CARDIAC TRANSPLANTATION INTENSIVE CARE MEDICINE Valantine, H. A., Schroeder, J. S. 1989; 15 (5): 283-289


Cardiac transplantation is now an accepted therapeutic option for patients with end-stage myocardial failure. Provided donor and recipient are appropriately selected and adequately matched, expected survival rates at one and five years are 85% and 65%, respectively.

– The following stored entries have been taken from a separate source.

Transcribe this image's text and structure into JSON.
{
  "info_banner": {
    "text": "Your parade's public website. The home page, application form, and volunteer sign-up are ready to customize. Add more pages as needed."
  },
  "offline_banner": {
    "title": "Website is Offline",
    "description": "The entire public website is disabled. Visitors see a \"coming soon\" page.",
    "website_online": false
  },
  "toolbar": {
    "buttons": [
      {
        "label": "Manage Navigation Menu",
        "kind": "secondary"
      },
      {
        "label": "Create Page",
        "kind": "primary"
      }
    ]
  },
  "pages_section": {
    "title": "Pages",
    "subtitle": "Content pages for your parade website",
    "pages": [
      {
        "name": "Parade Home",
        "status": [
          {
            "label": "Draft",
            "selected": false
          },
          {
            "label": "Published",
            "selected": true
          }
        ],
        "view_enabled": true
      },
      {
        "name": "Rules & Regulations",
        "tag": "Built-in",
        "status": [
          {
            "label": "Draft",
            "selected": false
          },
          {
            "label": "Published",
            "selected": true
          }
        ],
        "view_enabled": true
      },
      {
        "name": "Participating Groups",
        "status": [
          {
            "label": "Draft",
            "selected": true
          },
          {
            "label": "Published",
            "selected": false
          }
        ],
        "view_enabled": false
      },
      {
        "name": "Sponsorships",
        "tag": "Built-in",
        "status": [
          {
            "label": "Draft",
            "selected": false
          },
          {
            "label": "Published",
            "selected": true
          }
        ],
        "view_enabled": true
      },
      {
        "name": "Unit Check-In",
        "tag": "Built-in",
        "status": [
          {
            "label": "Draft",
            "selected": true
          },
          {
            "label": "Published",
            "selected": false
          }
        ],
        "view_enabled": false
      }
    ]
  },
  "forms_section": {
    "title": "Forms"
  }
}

Two major challenges are encountered in clinical heart transplantation. The first is monitoring immunosuppression for adequate prevention of acute rejection and surveillance for side effects. The endomyocardial biopsy remains the gold standard for rejection surveillance, but since it is an invasive procedure which can only be performed at arbitrary time intervals, the search for non-invasive methods continues. The approach to immunosuppression currently practised by most centers is that of combination drug therapy, which allows low doses with decreased potential for side effects. At Stanford, immunosuppression is usually initiated with OKT3, corticosteroids, and cyclosporine, and maintained with a combination of steroids, cyclosporine, and azathioprine. The most frequently encountered complications include bacterial and opportunistic infections, cyclosporine nephrotoxicity, and malignancy. The second challenge is accelerated coronary disease, which has emerged as the major factor limiting long-term survival. It is usually clinically silent and often presents with sudden death, acute myocardial infarction, or progressive unexplained graft failure. Coronary arteriography is currently the only method for premorbid diagnosis, and retransplantation the only effective therapy.